Dakota stood and smoothed the front of her skirt with a surprisingly natural gesture. It frightened her how natural it was all starting to seem.
"Sleep well," Dakota said, moving toward the door. "Don't let the bedbugs bite."
A funny little giggle broke through Abigail's solemn demeanor. "I don't have bedbugs."
"I'm very glad to hear that," Dakota said with mock gravity. "I hope I'm just as fortunate."
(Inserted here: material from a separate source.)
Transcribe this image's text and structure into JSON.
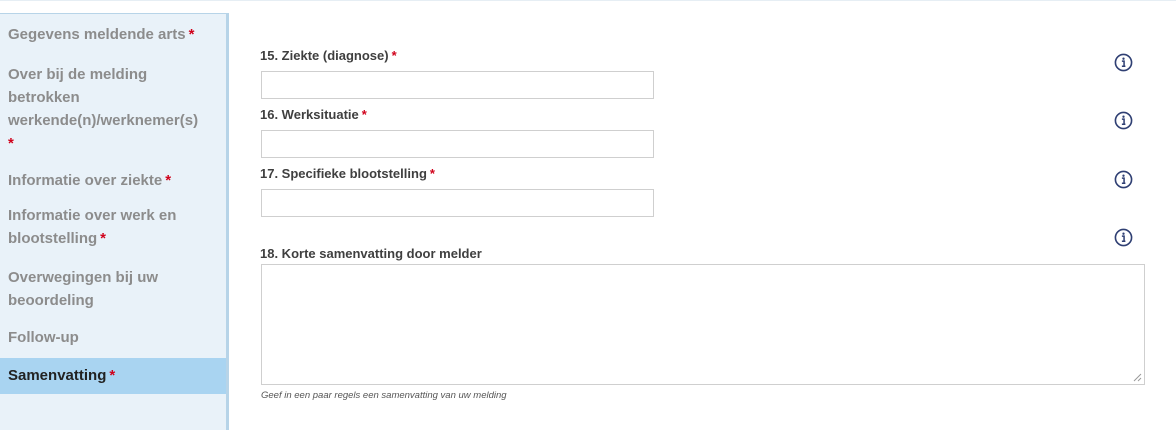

The only thing she had to worry about in her bed was Devane.
#
Dakota couldn't sleep.
She'd tossed and turned for at least two hours, trying everything from counting sheep to counting calories, but no dice. She lay there, fully clothed, on top of the feather bed in the small room adjoining Devane's, waiting for the sound of his boots on the staircase. How could she possibly fall asleep when she knew he could turn up at any moment and climb in next to her? Not that she expected him to, but still . . .
Her pulse leaped into overdrive just thinking about it. She'd made a fool of herself this morning, going all feminine and vulnerable when he held her, and she was determined not to make that mistake again.